30.04.2015

A tragic pattern: Roma woman found dead in Pskov

In December 2014 Roma community in Pskov region was shocked by a tragedy of a young woman. Dead body of Oxana K., a Roma woman, was found in the forest not far from the city. As it was later discovered, she had suffocated because of a sachet with a drug, which was discovered in her throat.

Local Roma people started suspecting police involvement in the death of the woman from the very beginning, as she had disappeared after being arrested by the officers of the drug fighting squad following a “control purchase” of a drug organized together with local association “Drug-free city”. One could suspect at least abuse of authority on the part of the police: the woman could have tried to hide the drug by swallowing it and suffocated as a result of that, but then why wasn’t she taken to the hospital, why was her death covered up and why was her body later discovered in a forest?

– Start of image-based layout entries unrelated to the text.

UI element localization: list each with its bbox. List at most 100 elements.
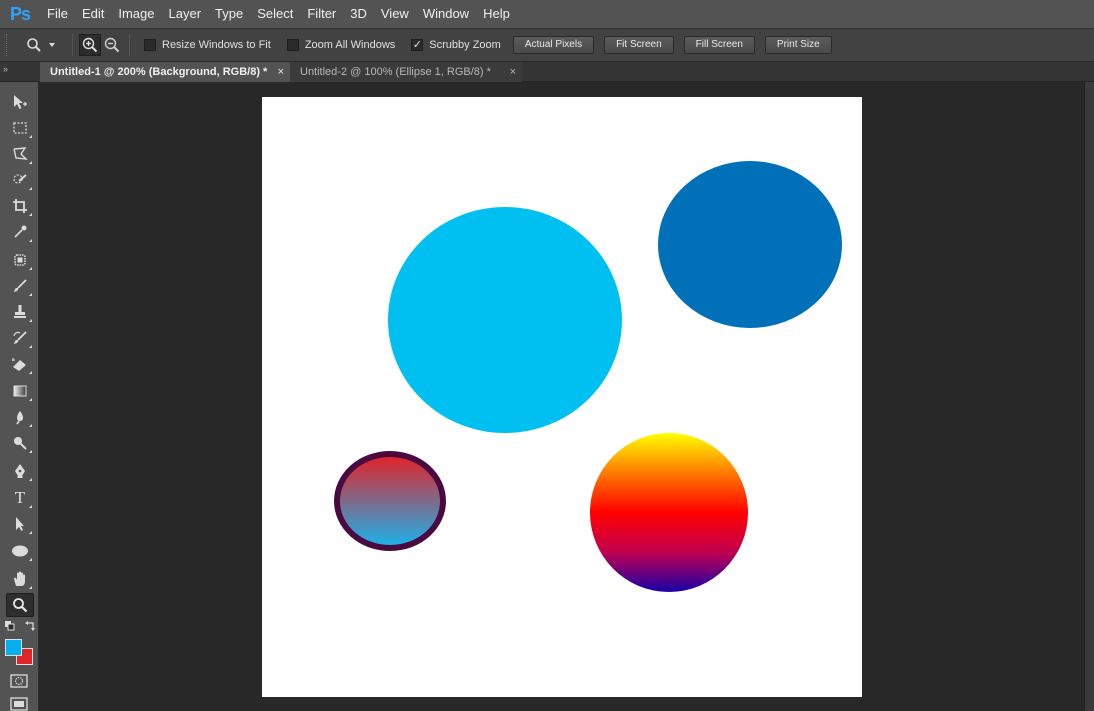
fit-screen-button[interactable]: Fit Screen bbox=[604, 36, 674, 54]
document-canvas[interactable] bbox=[262, 97, 862, 697]
tool-flyout-indicator bbox=[29, 267, 32, 270]
menu-3d[interactable]: 3D bbox=[343, 0, 374, 28]
tool-flyout-indicator bbox=[29, 161, 32, 164]
eraser-tool-button[interactable] bbox=[6, 352, 34, 376]
checkbox-label: Zoom All Windows bbox=[304, 39, 396, 51]
panel-dock-edge bbox=[1084, 82, 1094, 711]
checkbox-box-checked[interactable]: ✓ bbox=[411, 39, 424, 51]
chevron-down-icon bbox=[49, 43, 55, 47]
polygonal-lasso-icon bbox=[13, 147, 28, 160]
checkbox-box[interactable] bbox=[144, 39, 156, 51]
marquee-tool-button[interactable] bbox=[6, 116, 34, 140]
options-bar: Resize Windows to Fit Zoom All Windows ✓… bbox=[0, 28, 1094, 62]
menu-help[interactable]: Help bbox=[476, 0, 517, 28]
history-brush-icon bbox=[13, 331, 27, 344]
tool-flyout-indicator bbox=[29, 558, 32, 561]
panel-collapse-icon[interactable]: » bbox=[3, 64, 8, 74]
spectrum-gradient-circle[interactable] bbox=[590, 433, 748, 592]
menu-window[interactable]: Window bbox=[416, 0, 476, 28]
ellipse-tool-button[interactable] bbox=[6, 539, 34, 563]
zoom-icon bbox=[27, 38, 41, 52]
tool-flyout-indicator bbox=[29, 531, 32, 534]
eraser-icon bbox=[12, 358, 26, 371]
zoom-out-button[interactable] bbox=[101, 34, 123, 56]
tool-flyout-indicator bbox=[29, 586, 32, 589]
dodge-icon bbox=[14, 437, 27, 450]
quick-selection-tool-button[interactable] bbox=[6, 168, 34, 192]
path-selection-icon bbox=[16, 517, 24, 531]
eyedropper-icon bbox=[14, 225, 27, 238]
pen-tool-button[interactable] bbox=[6, 459, 34, 483]
divider bbox=[129, 34, 130, 56]
tool-flyout-indicator bbox=[29, 319, 32, 322]
tool-flyout-indicator bbox=[29, 293, 32, 296]
tab-untitled-1[interactable]: Untitled-1 @ 200% (Background, RGB/8) * … bbox=[40, 62, 290, 82]
ellipse-icon bbox=[12, 545, 28, 557]
options-grip[interactable] bbox=[6, 34, 12, 56]
type-icon: T bbox=[14, 488, 26, 507]
menu-filter[interactable]: Filter bbox=[300, 0, 343, 28]
tool-flyout-indicator bbox=[29, 239, 32, 242]
rectangular-marquee-icon bbox=[13, 122, 27, 134]
tab-untitled-2[interactable]: Untitled-2 @ 100% (Ellipse 1, RGB/8) * × bbox=[290, 62, 522, 82]
hand-tool-button[interactable] bbox=[6, 567, 34, 591]
actual-pixels-button[interactable]: Actual Pixels bbox=[512, 36, 595, 54]
menu-select[interactable]: Select bbox=[250, 0, 300, 28]
blur-tool-button[interactable] bbox=[6, 405, 34, 429]
history-brush-tool-button[interactable] bbox=[6, 326, 34, 350]
tools-panel: T bbox=[0, 82, 39, 711]
quick-mask-icon[interactable] bbox=[10, 674, 28, 688]
zoom-in-icon bbox=[82, 37, 98, 53]
tool-flyout-indicator bbox=[29, 213, 32, 216]
menu-layer[interactable]: Layer bbox=[162, 0, 209, 28]
resize-windows-checkbox[interactable]: Resize Windows to Fit bbox=[144, 39, 271, 51]
clone-stamp-tool-button[interactable] bbox=[6, 300, 34, 324]
dodge-tool-button[interactable] bbox=[6, 431, 34, 455]
lasso-tool-button[interactable] bbox=[6, 142, 34, 166]
checkbox-box[interactable] bbox=[286, 39, 299, 51]
default-colors-icon[interactable] bbox=[4, 620, 36, 632]
tool-flyout-indicator bbox=[29, 135, 32, 138]
fill-screen-button[interactable]: Fill Screen bbox=[683, 36, 755, 54]
crop-icon bbox=[13, 199, 27, 213]
menu-view[interactable]: View bbox=[374, 0, 416, 28]
hand-icon bbox=[14, 571, 25, 586]
divider bbox=[72, 34, 73, 56]
healing-brush-tool-button[interactable] bbox=[6, 248, 34, 272]
checkbox-label: Scrubby Zoom bbox=[429, 39, 501, 51]
quick-selection-icon bbox=[13, 174, 27, 184]
close-icon[interactable]: × bbox=[510, 62, 516, 82]
gradient-tool-button[interactable] bbox=[6, 379, 34, 403]
close-icon[interactable]: × bbox=[278, 62, 284, 82]
path-selection-tool-button[interactable] bbox=[6, 512, 34, 536]
tab-title: Untitled-1 @ 200% (Background, RGB/8) * bbox=[50, 66, 268, 78]
zoom-tool-button[interactable] bbox=[6, 593, 34, 617]
zoom-icon bbox=[13, 598, 28, 613]
gradient-ellipse-with-stroke[interactable] bbox=[334, 451, 446, 551]
brush-tool-button[interactable] bbox=[6, 274, 34, 298]
menu-type[interactable]: Type bbox=[208, 0, 250, 28]
screen-mode-icon[interactable] bbox=[10, 697, 28, 711]
zoom-all-windows-checkbox[interactable]: Zoom All Windows bbox=[286, 39, 396, 51]
zoom-in-button[interactable] bbox=[79, 34, 101, 56]
tool-flyout-indicator bbox=[29, 478, 32, 481]
move-icon bbox=[14, 95, 27, 109]
foreground-color-swatch[interactable] bbox=[5, 639, 22, 656]
print-size-button[interactable]: Print Size bbox=[764, 36, 832, 54]
crop-tool-button[interactable] bbox=[6, 194, 34, 218]
move-tool-button[interactable] bbox=[6, 90, 34, 114]
tool-preset-picker[interactable] bbox=[26, 37, 66, 53]
menu-edit[interactable]: Edit bbox=[75, 0, 111, 28]
tool-flyout-indicator bbox=[29, 345, 32, 348]
gradient-icon bbox=[13, 385, 27, 397]
blue-ellipse-shape[interactable] bbox=[658, 161, 842, 328]
type-tool-button[interactable]: T bbox=[6, 486, 34, 510]
tab-title: Untitled-2 @ 100% (Ellipse 1, RGB/8) * bbox=[300, 66, 491, 78]
tool-flyout-indicator bbox=[29, 450, 32, 453]
menu-file[interactable]: File bbox=[40, 0, 75, 28]
document-tab-strip: » Untitled-1 @ 200% (Background, RGB/8) … bbox=[0, 62, 1094, 82]
eyedropper-tool-button[interactable] bbox=[6, 220, 34, 244]
scrubby-zoom-checkbox[interactable]: ✓ Scrubby Zoom bbox=[411, 39, 501, 51]
menu-image[interactable]: Image bbox=[111, 0, 161, 28]
cyan-circle-shape[interactable] bbox=[388, 207, 622, 433]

Unfortunately for Pskov, this tragedy was nothing unique. For some years human rights defenders have been speaking out against police violence aimed at local Roma people in this city. Back in 2004 human rights report “Roma in Russia: at the crossroads of various types of discrimination” was published, which listed typical cases of abuse taken from the life of Pskov Roma community. Oxana K. was also mentioned in this report: her mother had told human rights defenders how Oxana had been tortured in police station after she had been falsely accused of stealing a wallet during a bus ride. Oxana was asphyxiated with the hood of her coat, beaten up and humiliated in different ways. It was only due to decisive actions of her mother that Oxana was freed from the hands of torturers.

Earlier, in 2002, similar actions by police officers cost life to Fatima Alexandrovich, who had died in one of Pskov police stations. She, too, had been arrested on a bus, charged with stealing a wallet and later died in a hospital from horrible wounds. Police claimed that Fatima threw herself out of the window of a room on the fourth floor of the police building trying to avoid being interrogated. But bruises from beating were seen by witnesses on her body, and those who knew her well claimed that she wouldn’t commit suicide trying to avoid being interrogated. European Court for Human Rights stated later that this case had not been properly investigated because the version of torture and murder had not been even considered by the investigators in spite of the fact that a serious crime had been committed and the woman who had died had been pregnant at the time of her death.

One can see that the methods of Pskov police officers had not changed in ten years since these previous tragedies: the types of treatment Roma women, who may have troubles with the law, face are the same as before. Pskov Roma community hopes that those guilty of this recent crime will face due punishment. But this would be not enough, as the general principles of police work and treatment of ethnic minorities should also be changed in order for this tendency towards escalation of violence against Pskov Roma people not to result in more terrible crimes.